My Coffee Addiction Belongs to Arthur Morgan Now

I jingle-jangled up to the clerk’s desk at the general store in Valentine. Uncle made sure I heard him say he needed more whiskey at least four times before I acknowledged the request. Hosea had told me in camp that I better grab some coffee since I was looking worse for wear.

I opened the huge catalog and flipped through every page. Not sure the sundries, mind you, but the horse accessories, dusters, and rifle cleaners. Every catalog entry in Red Dead Redemption 2 so far is worth a zoom and a read. Actually, everything I’ve picked up with scribbles on it has deserved a closer look.

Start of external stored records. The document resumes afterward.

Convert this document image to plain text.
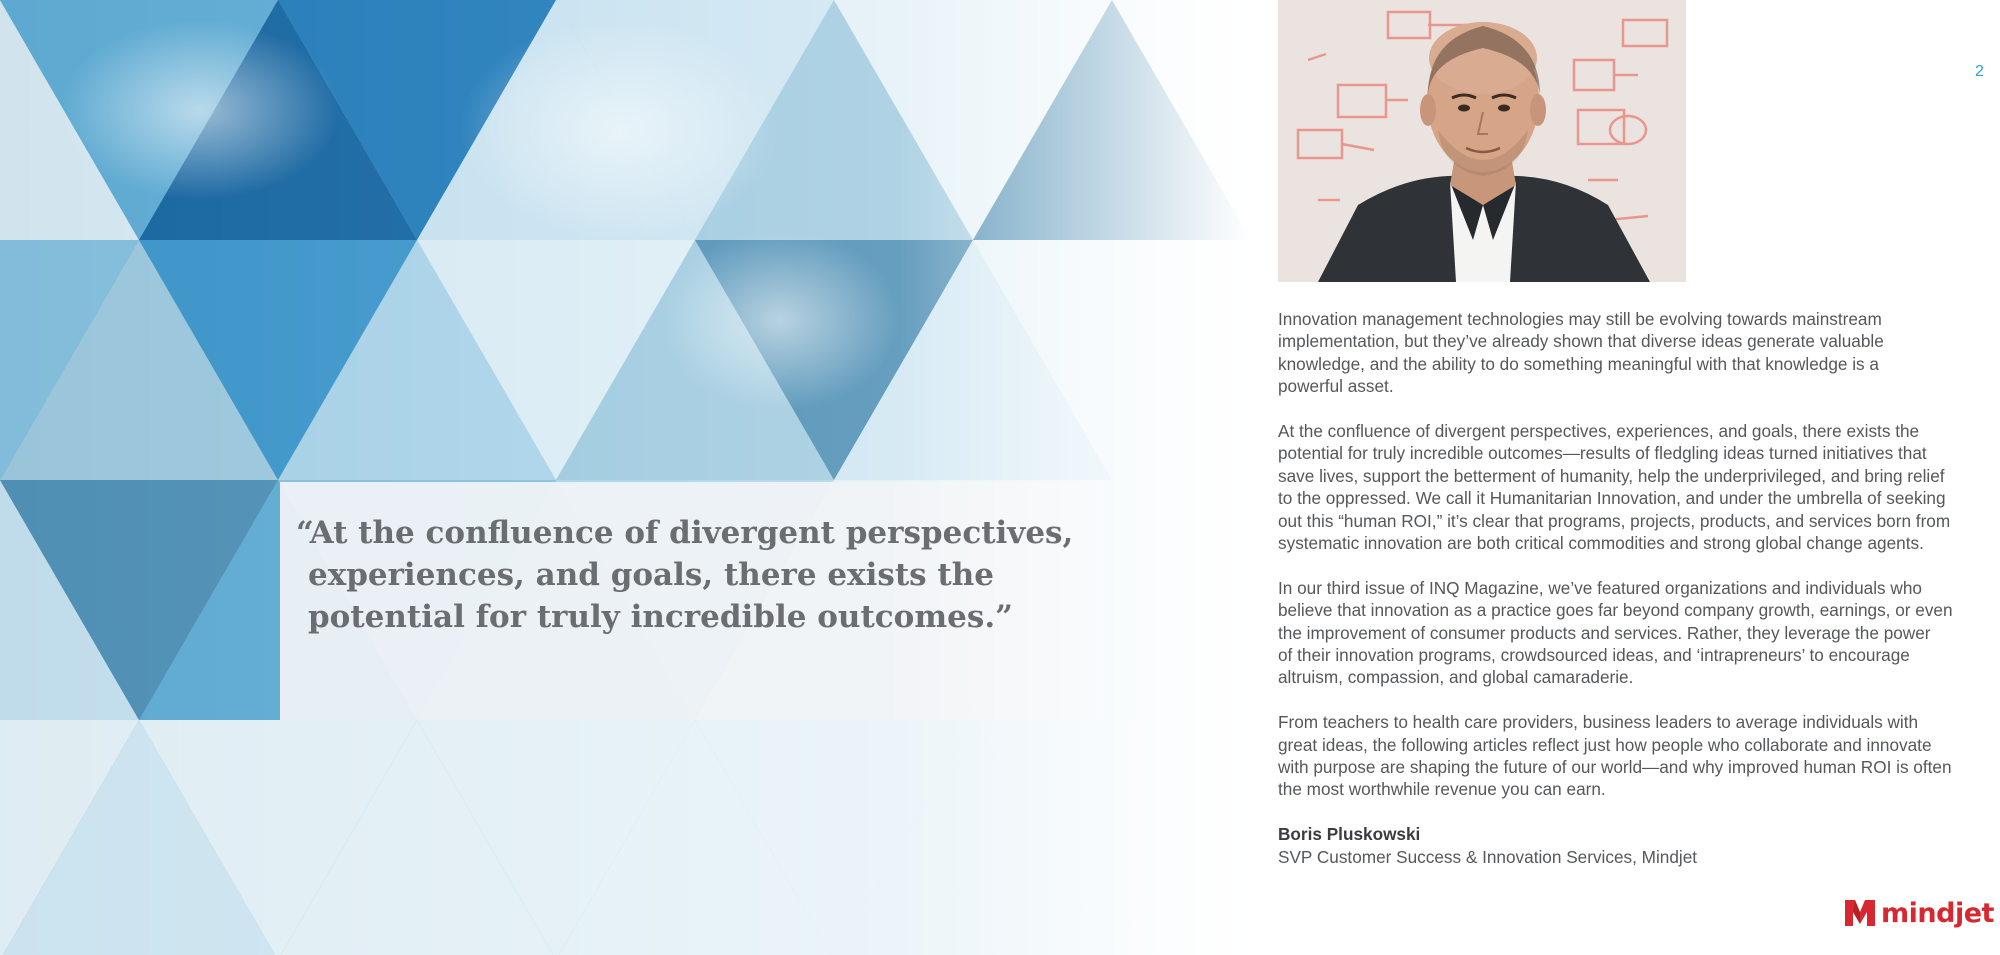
“At the confluence of divergent perspectives,
experiences, and goals, there exists the
potential for truly incredible outcomes.”
2
Innovation management technologies may still be evolving towards mainstream
implementation, but they’ve already shown that diverse ideas generate valuable
knowledge, and the ability to do something meaningful with that knowledge is a
powerful asset.
At the confluence of divergent perspectives, experiences, and goals, there exists the
potential for truly incredible outcomes—results of fledgling ideas turned initiatives that
save lives, support the betterment of humanity, help the underprivileged, and bring relief
to the oppressed. We call it Humanitarian Innovation, and under the umbrella of seeking
out this “human ROI,” it’s clear that programs, projects, products, and services born from
systematic innovation are both critical commodities and strong global change agents.
In our third issue of INQ Magazine, we’ve featured organizations and individuals who
believe that innovation as a practice goes far beyond company growth, earnings, or even
the improvement of consumer products and services. Rather, they leverage the power
of their innovation programs, crowdsourced ideas, and ‘intrapreneurs’ to encourage
altruism, compassion, and global camaraderie.
From teachers to health care providers, business leaders to average individuals with
great ideas, the following articles reflect just how people who collaborate and innovate
with purpose are shaping the future of our world—and why improved human ROI is often
the most worthwhile revenue you can earn.
Boris Pluskowski
SVP Customer Success & Innovation Services, Mindjet
mindjet
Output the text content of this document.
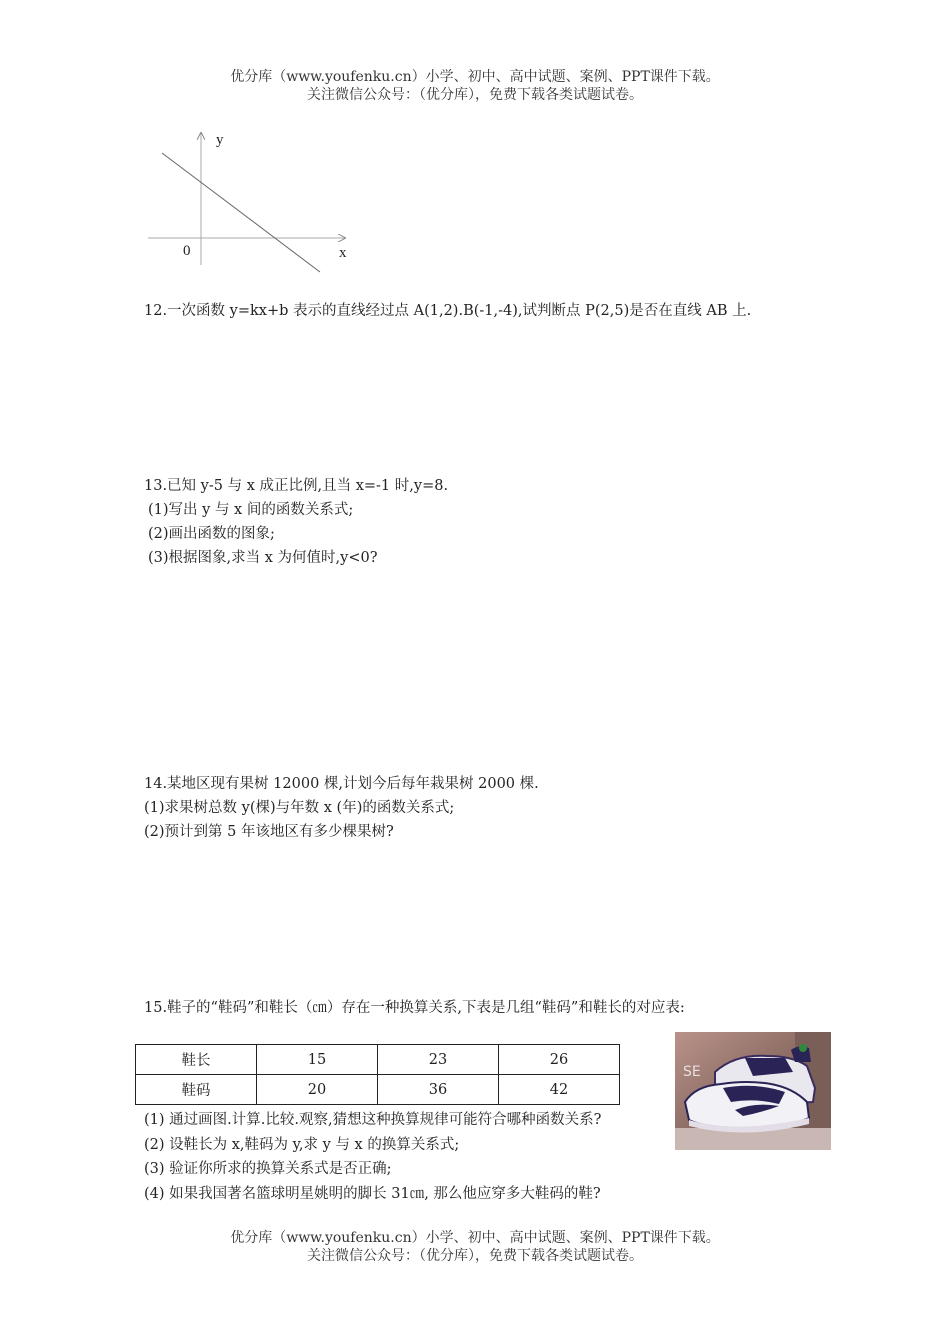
优分库（www.youfenku.cn）小学、初中、高中试题、案例、PPT课件下载。
关注微信公众号：（优分库），免费下载各类试题试卷。
y
x
0
12.一次函数 y=kx+b 表示的直线经过点 A(1,2).B(-1,-4),试判断点 P(2,5)是否在直线 AB 上.
13.已知 y-5 与 x 成正比例,且当 x=-1 时,y=8.
(1)写出 y 与 x 间的函数关系式;
(2)画出函数的图象;
(3)根据图象,求当 x 为何值时,y<0?
14.某地区现有果树 12000 棵,计划今后每年栽果树 2000 棵.
(1)求果树总数 y(棵)与年数 x (年)的函数关系式;
(2)预计到第 5 年该地区有多少棵果树?
15.鞋子的“鞋码”和鞋长（㎝）存在一种换算关系,下表是几组“鞋码”和鞋长的对应表:
鞋长	15	23	26
鞋码	20	36	42
SE
(1) 通过画图.计算.比较.观察,猜想这种换算规律可能符合哪种函数关系?
(2) 设鞋长为 x,鞋码为 y,求 y 与 x 的换算关系式;
(3) 验证你所求的换算关系式是否正确;
(4) 如果我国著名篮球明星姚明的脚长 31㎝, 那么他应穿多大鞋码的鞋?
优分库（www.youfenku.cn）小学、初中、高中试题、案例、PPT课件下载。
关注微信公众号：（优分库），免费下载各类试题试卷。
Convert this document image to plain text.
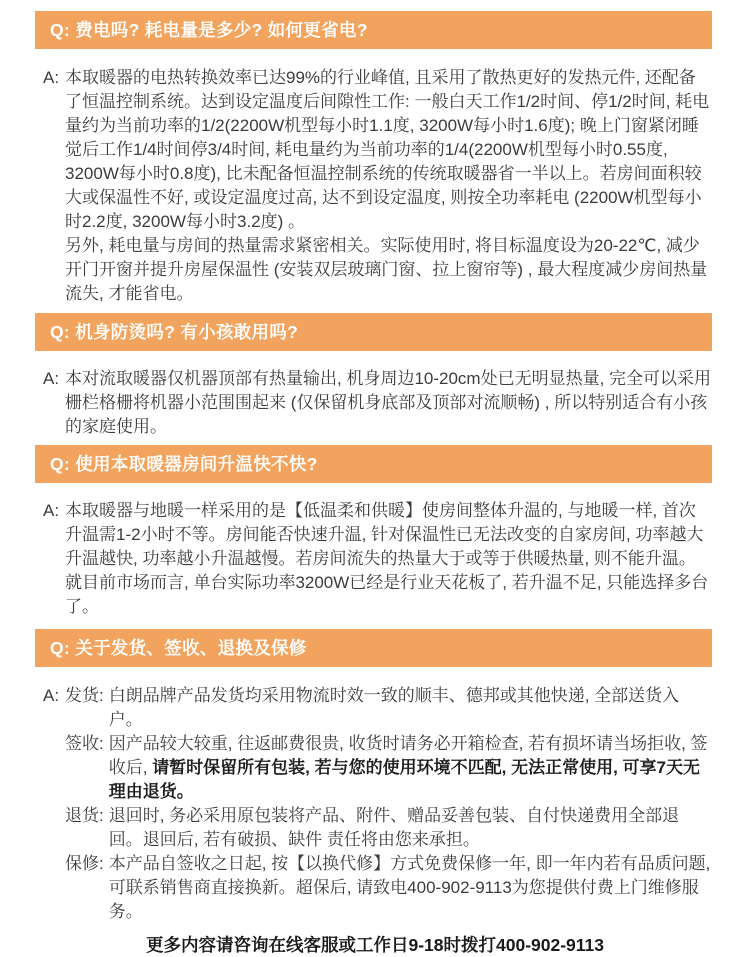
Q: 费电吗? 耗电量是多少? 如何更省电?
A: 本取暖器的电热转换效率已达99%的行业峰值, 且采用了散热更好的发热元件, 还配备了恒温控制系统。达到设定温度后间隙性工作: 一般白天工作1/2时间、停1/2时间, 耗电量约为当前功率的1/2(2200W机型每小时1.1度, 3200W每小时1.6度); 晚上门窗紧闭睡觉后工作1/4时间停3/4时间, 耗电量约为当前功率的1/4(2200W机型每小时0.55度, 3200W每小时0.8度), 比未配备恒温控制系统的传统取暖器省一半以上。若房间面积较大或保温性不好, 或设定温度过高, 达不到设定温度, 则按全功率耗电 (2200W机型每小时2.2度, 3200W每小时3.2度) 。

另外, 耗电量与房间的热量需求紧密相关。实际使用时, 将目标温度设为20-22℃, 减少开门开窗并提升房屋保温性 (安装双层玻璃门窗、拉上窗帘等) , 最大程度减少房间热量流失, 才能省电。

Q: 机身防烫吗? 有小孩敢用吗?
A: 本对流取暖器仅机器顶部有热量输出, 机身周边10-20cm处已无明显热量, 完全可以采用栅栏格栅将机器小范围围起来 (仅保留机身底部及顶部对流顺畅) , 所以特别适合有小孩的家庭使用。

Q: 使用本取暖器房间升温快不快?
A: 本取暖器与地暖一样采用的是【低温柔和供暖】使房间整体升温的, 与地暖一样, 首次升温需1-2小时不等。房间能否快速升温, 针对保温性已无法改变的自家房间, 功率越大升温越快, 功率越小升温越慢。若房间流失的热量大于或等于供暖热量, 则不能升温。

就目前市场而言, 单台实际功率3200W已经是行业天花板了, 若升温不足, 只能选择多台了。

Q: 关于发货、签收、退换及保修
A: 发货: 白朗品牌产品发货均采用物流时效一致的顺丰、德邦或其他快递, 全部送货入户。
签收: 因产品较大较重, 往返邮费很贵, 收货时请务必开箱检查, 若有损坏请当场拒收, 签收后, 请暂时保留所有包装, 若与您的使用环境不匹配, 无法正常使用, 可享7天无理由退货。
退货: 退回时, 务必采用原包装将产品、附件、赠品妥善包装、自付快递费用全部退回。退回后, 若有破损、缺件 责任将由您来承担。
保修: 本产品自签收之日起, 按【以换代修】方式免费保修一年, 即一年内若有品质问题, 可联系销售商直接换新。超保后, 请致电400-902-9113为您提供付费上门维修服务。
更多内容请咨询在线客服或工作日9-18时拨打400-902-9113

Like Shenmue before it, Red Dead Redemption 2 makes the mega un-video-game-like task of picking up objects and examining them from all sides an alarmingly high percentage of the fun. The world-building in this game, holy moly.

I made the necessary boozy purchase for Uncle (one bottle never seems to be enough for him) and grabbed a can of dry coffee for myself, then the game told me I was done with the necessities with a small LA Noire-like chime. I kept reading, though. There was a page in the hunting and fishing section and an unassuming listing for an item with the note:

CUTHBERT & PRATT
COFFEE PERCOLATOR

Use the Percolator to brew coffee at your camp.

I guess the dry coffee I bought would simply refill the camp’s ability to serve coffee each morning. Hosea had made coffee for me at camp and again when we went hunting, but having my own coffeemaker was about as big of a no-brainer purchase any game could throw at me. Hosea knows Arthur needs his coffee. All cowboys need coffee. What did cowboys think coffee was? I mean, everyone in 1899 thought cocaine should go in everything including chewing gum.

Hosea’s obvious love for Arthur in the early goings of Red Dead Redemption 2 is expressed in many ways but the easy exchange of coffee during early morning greetings is lovely to me in a game of frequent ugliness. The often profound ugliness of Red Dead is so different than the manufactured, cheap ugliness in Rockstar’s other flagship. You know, the one with the cars and impossibly uninteresting “satire.”

Just look at Hosea’s face as he approaches Arthur in the image below with a steaming cup.

I have my own relationship with coffee. Caffeine is companion to so many and having battled frequent headaches for almost two decades, it’s a welcome chemical in my body (and part of the cycle, of course). More than my dependence, my wife makes two macchiatos every morning, one of each of us. We drink them together before we go to work and school, respectively, and it’s part of the tapestry of our lives right now.

She’s really good at making them and tries to make designs in the foam. The most they ever look like are ink blots, but we try to parse something recognizable in every cup like fools on grassy knolls pointing at clouds.

Coffee is connected to my brain in every conceivable chemical way. Roughly ten hours into Red Dead Redemption 2, I see how much the Van der Linde Gang loves Arthur and how Arthur loves them, especially Hosea. Is it love, though? Addiction can certainly feel like love. Maybe that’s all it is.

I feel a sense of dread about discovering the truth, but I’m holding onto hope that somewhere past the reflexive nature of Arthur’s relationships there’s something deeper. At least I bought my own percolator, just in case everything goes to hell in a handbasket.